Les expressions toutes faites ou les formules adverbiales sont légion en français. Certaines sont passées de mode mais étaient encore très courantes il y a un siècle à peine. Je trouve que certaines mériteraient une réhabilitation tant pour leur côté concret que pour la cocasserie de leur formulation. Comme vous le verrez leur sens peut nous échapper à première lecture mais ce n’en est que plus savoureux. À vous de juger (et d’en ajouter[1]).

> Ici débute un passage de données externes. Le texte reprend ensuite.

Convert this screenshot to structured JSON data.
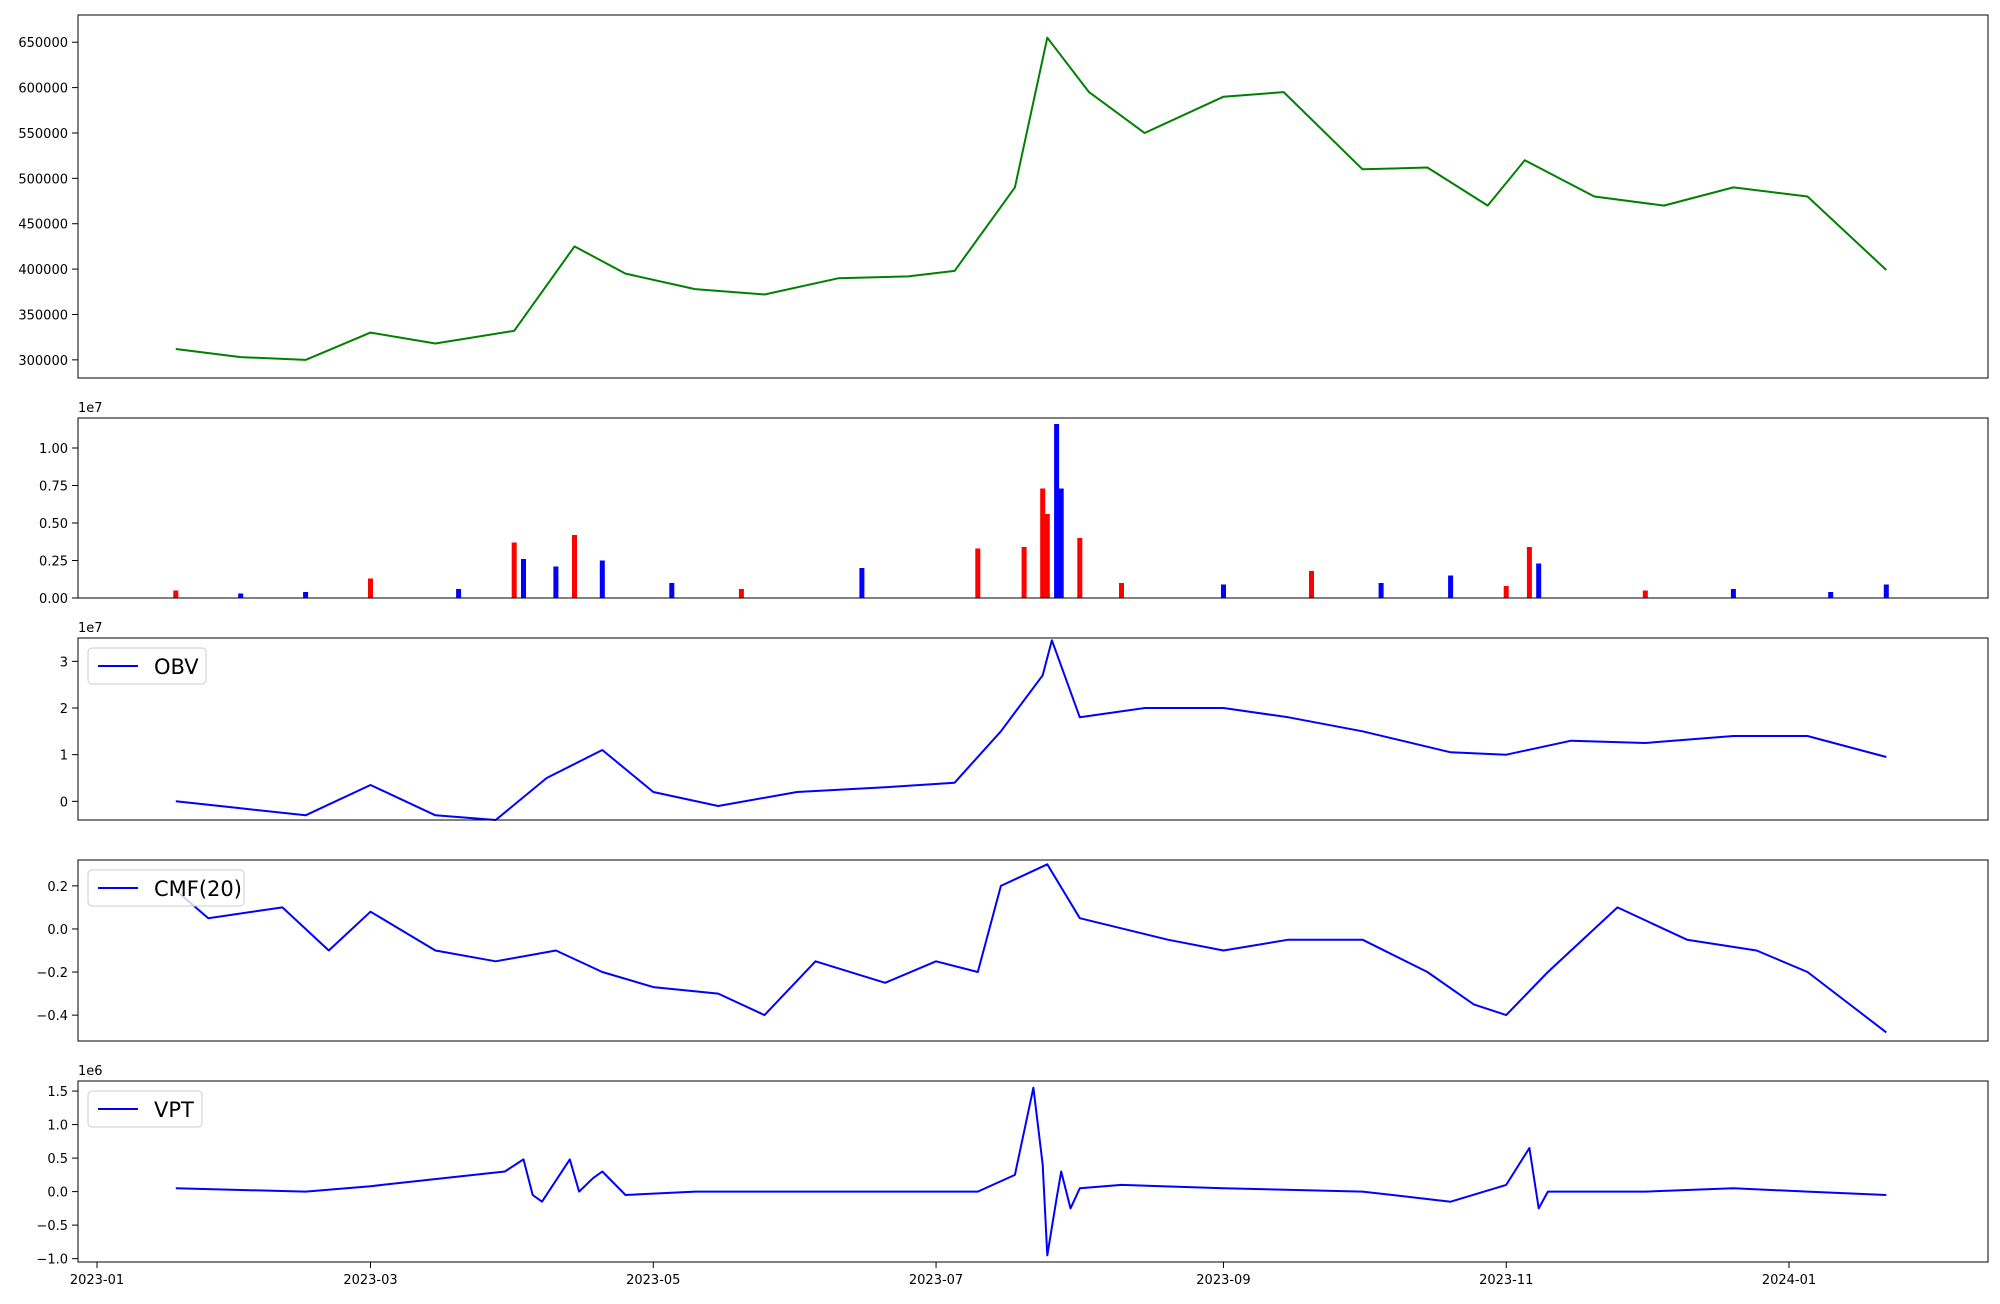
{
  "chart_data": [
    {
      "type": "line",
      "name": "price",
      "title": "",
      "xlabel": "",
      "ylabel": "",
      "color": "#008000",
      "ylim": [
        280000,
        680000
      ],
      "yticks": [
        300000,
        350000,
        400000,
        450000,
        500000,
        550000,
        600000,
        650000
      ],
      "ytick_labels": [
        "300000",
        "350000",
        "400000",
        "450000",
        "500000",
        "550000",
        "600000",
        "650000"
      ],
      "legend": null,
      "x": [
        "2023-01-18",
        "2023-02-01",
        "2023-02-15",
        "2023-03-01",
        "2023-03-15",
        "2023-04-01",
        "2023-04-14",
        "2023-04-25",
        "2023-05-10",
        "2023-05-25",
        "2023-06-10",
        "2023-06-25",
        "2023-07-05",
        "2023-07-18",
        "2023-07-25",
        "2023-08-03",
        "2023-08-15",
        "2023-09-01",
        "2023-09-14",
        "2023-10-01",
        "2023-10-15",
        "2023-10-28",
        "2023-11-05",
        "2023-11-20",
        "2023-12-05",
        "2023-12-20",
        "2024-01-05",
        "2024-01-22"
      ],
      "values": [
        312000,
        303000,
        300000,
        330000,
        318000,
        332000,
        425000,
        395000,
        378000,
        372000,
        390000,
        392000,
        398000,
        490000,
        655000,
        595000,
        550000,
        590000,
        595000,
        510000,
        512000,
        470000,
        520000,
        480000,
        470000,
        490000,
        480000,
        399000
      ]
    },
    {
      "type": "bar",
      "name": "volume",
      "title": "",
      "ylabel": "",
      "offset_label": "1e7",
      "ylim": [
        0,
        1.2
      ],
      "yticks": [
        0.0,
        0.25,
        0.5,
        0.75,
        1.0
      ],
      "ytick_labels": [
        "0.00",
        "0.25",
        "0.50",
        "0.75",
        "1.00"
      ],
      "series_colors": {
        "up": "#ff0000",
        "down": "#0000ff",
        "flat": "#000000"
      },
      "x": [
        "2023-01-18",
        "2023-02-01",
        "2023-02-15",
        "2023-03-01",
        "2023-03-20",
        "2023-04-01",
        "2023-04-03",
        "2023-04-10",
        "2023-04-14",
        "2023-04-20",
        "2023-05-05",
        "2023-05-20",
        "2023-06-15",
        "2023-07-10",
        "2023-07-20",
        "2023-07-24",
        "2023-07-25",
        "2023-07-27",
        "2023-07-28",
        "2023-08-01",
        "2023-08-10",
        "2023-09-01",
        "2023-09-20",
        "2023-10-05",
        "2023-10-20",
        "2023-11-01",
        "2023-11-06",
        "2023-11-08",
        "2023-12-01",
        "2023-12-20",
        "2024-01-10",
        "2024-01-22"
      ],
      "values": [
        0.05,
        0.03,
        0.04,
        0.13,
        0.06,
        0.37,
        0.26,
        0.21,
        0.42,
        0.25,
        0.1,
        0.06,
        0.2,
        0.33,
        0.34,
        0.73,
        0.56,
        1.16,
        0.73,
        0.4,
        0.1,
        0.09,
        0.18,
        0.1,
        0.15,
        0.08,
        0.34,
        0.23,
        0.05,
        0.06,
        0.04,
        0.09
      ],
      "colors": [
        "red",
        "blue",
        "blue",
        "red",
        "blue",
        "red",
        "blue",
        "blue",
        "red",
        "blue",
        "blue",
        "red",
        "blue",
        "red",
        "red",
        "red",
        "red",
        "blue",
        "blue",
        "red",
        "red",
        "blue",
        "red",
        "blue",
        "blue",
        "red",
        "red",
        "blue",
        "red",
        "blue",
        "blue",
        "blue"
      ]
    },
    {
      "type": "line",
      "name": "obv",
      "offset_label": "1e7",
      "color": "#0000ff",
      "legend": [
        "OBV"
      ],
      "ylim": [
        -0.4,
        3.5
      ],
      "yticks": [
        0,
        1,
        2,
        3
      ],
      "ytick_labels": [
        "0",
        "1",
        "2",
        "3"
      ],
      "x": [
        "2023-01-18",
        "2023-02-01",
        "2023-02-15",
        "2023-03-01",
        "2023-03-15",
        "2023-03-28",
        "2023-04-08",
        "2023-04-20",
        "2023-05-01",
        "2023-05-15",
        "2023-06-01",
        "2023-06-20",
        "2023-07-05",
        "2023-07-15",
        "2023-07-24",
        "2023-07-26",
        "2023-08-01",
        "2023-08-15",
        "2023-09-01",
        "2023-09-15",
        "2023-10-01",
        "2023-10-20",
        "2023-11-01",
        "2023-11-15",
        "2023-12-01",
        "2023-12-20",
        "2024-01-05",
        "2024-01-22"
      ],
      "values": [
        0.0,
        -0.15,
        -0.3,
        0.35,
        -0.3,
        -0.4,
        0.5,
        1.1,
        0.2,
        -0.1,
        0.2,
        0.3,
        0.4,
        1.5,
        2.7,
        3.45,
        1.8,
        2.0,
        2.0,
        1.8,
        1.5,
        1.05,
        1.0,
        1.3,
        1.25,
        1.4,
        1.4,
        0.95
      ]
    },
    {
      "type": "line",
      "name": "cmf",
      "color": "#0000ff",
      "legend": [
        "CMF(20)"
      ],
      "ylim": [
        -0.52,
        0.32
      ],
      "yticks": [
        -0.4,
        -0.2,
        0.0,
        0.2
      ],
      "ytick_labels": [
        "−0.4",
        "−0.2",
        "0.0",
        "0.2"
      ],
      "x": [
        "2023-01-18",
        "2023-01-25",
        "2023-02-10",
        "2023-02-20",
        "2023-03-01",
        "2023-03-15",
        "2023-03-28",
        "2023-04-10",
        "2023-04-20",
        "2023-05-01",
        "2023-05-15",
        "2023-05-25",
        "2023-06-05",
        "2023-06-20",
        "2023-07-01",
        "2023-07-10",
        "2023-07-15",
        "2023-07-25",
        "2023-08-01",
        "2023-08-20",
        "2023-09-01",
        "2023-09-15",
        "2023-10-01",
        "2023-10-15",
        "2023-10-25",
        "2023-11-01",
        "2023-11-10",
        "2023-11-25",
        "2023-12-10",
        "2023-12-25",
        "2024-01-05",
        "2024-01-22"
      ],
      "values": [
        0.18,
        0.05,
        0.1,
        -0.1,
        0.08,
        -0.1,
        -0.15,
        -0.1,
        -0.2,
        -0.27,
        -0.3,
        -0.4,
        -0.15,
        -0.25,
        -0.15,
        -0.2,
        0.2,
        0.3,
        0.05,
        -0.05,
        -0.1,
        -0.05,
        -0.05,
        -0.2,
        -0.35,
        -0.4,
        -0.2,
        0.1,
        -0.05,
        -0.1,
        -0.2,
        -0.48
      ]
    },
    {
      "type": "line",
      "name": "vpt",
      "offset_label": "1e6",
      "color": "#0000ff",
      "legend": [
        "VPT"
      ],
      "ylim": [
        -1.05,
        1.65
      ],
      "yticks": [
        -1.0,
        -0.5,
        0.0,
        0.5,
        1.0,
        1.5
      ],
      "ytick_labels": [
        "−1.0",
        "−0.5",
        "0.0",
        "0.5",
        "1.0",
        "1.5"
      ],
      "xtick_labels": [
        "2023-01",
        "2023-03",
        "2023-05",
        "2023-07",
        "2023-09",
        "2023-11",
        "2024-01"
      ],
      "x": [
        "2023-01-18",
        "2023-02-15",
        "2023-03-01",
        "2023-03-30",
        "2023-04-03",
        "2023-04-05",
        "2023-04-07",
        "2023-04-13",
        "2023-04-15",
        "2023-04-18",
        "2023-04-20",
        "2023-04-25",
        "2023-05-10",
        "2023-06-10",
        "2023-07-10",
        "2023-07-18",
        "2023-07-22",
        "2023-07-24",
        "2023-07-25",
        "2023-07-27",
        "2023-07-28",
        "2023-07-30",
        "2023-08-01",
        "2023-08-10",
        "2023-09-01",
        "2023-10-01",
        "2023-10-20",
        "2023-11-01",
        "2023-11-06",
        "2023-11-08",
        "2023-11-10",
        "2023-12-01",
        "2023-12-20",
        "2024-01-05",
        "2024-01-22"
      ],
      "values": [
        0.05,
        0.0,
        0.08,
        0.3,
        0.48,
        -0.05,
        -0.15,
        0.48,
        0.0,
        0.2,
        0.3,
        -0.05,
        0.0,
        0.0,
        0.0,
        0.25,
        1.55,
        0.4,
        -0.95,
        -0.1,
        0.3,
        -0.25,
        0.05,
        0.1,
        0.05,
        0.0,
        -0.15,
        0.1,
        0.65,
        -0.25,
        0.0,
        0.0,
        0.05,
        0.0,
        -0.05
      ]
    }
  ]
}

Avoir les pieds nickelés. Cela n’a rien avoir avec le métal éponyme. En fait il s’agit du vieux mot « niclé » qui signifiait noueux, mal formé. L’expression veut donc dire : refuser d’agir, être paresseux.
Aller au congre sans crochet se comprend assez bien : entreprendre un projet sans s’en être donné les moyens.
Brider la bécasse est plus obscur car on voit mal comment procéder. C’est la « bécasse » qui est la clé sous l’acception péjorative de dupe et de victime. L’expression s’emploie pour signifier : piéger et pousser une personne à faire une action contre son gré.
Brider l’âne par la queue, c’est évidemment mal s’y prendre aussi bien au propre qu’au figuré.
Tourner la truie au foin a aussi une origine campagnarde. Les vrais paysans savent que les truies nourrissent peu d’intérêt pour le foin mais qu’on peut tenter. La formule s’emploie lorsque l’on veut détourner une conversation et éluder une question embarrassante.
Avoir du foin dans ses bottes ne se comprend plus guère puisqu’on ne fait plus cela. Autrefois, c’était un signe de confort et donc, avoir du foin dans ses bottes, c’était avoir des réserves confortables et des ressources pour l’avenir.
Avoir une sauterelle dans la poitrine était synonyme de l’expression, tout aussi loufoque et encore couramment employée, avoir une araignée dans le plafond.
Faire d’une mouche un éléphant n’a guère besoin de traduction. Il s’agit d’exagérer une faute légère ou de se vexer trop facilement pour une broutille.
Entendre bien chat sans dire minon est une jolie expression, presque poétique, exprimant une compréhension à demi-mot, en quelque sorte le contraire d’appeler un chat un chat.
Donner son paquet à quelqu’un peut avoir divers sens. Le plus courant est « donner congé à un employé ». Au figuré, cela peut signifier « charger quelqu’un d’accusations mensongères et parfois ordurières ».
Acheter chat en poche nous laisse dans la gent féline. La poche est le mot provincial signifiant le sac. Si le chat est dissimulé, c’est qu’on ne le voit pas et donc qu’on achète sans voir, en toute confiance. Faire attention quand même si c’est un chat d’occasion !
La fête passée, adieu le saint ou la soif passée, adieu le vin. Morale populaire, quand la fête est finie, il faut passer à autre chose et on oublie vite ce qui nous a procuré du plaisir.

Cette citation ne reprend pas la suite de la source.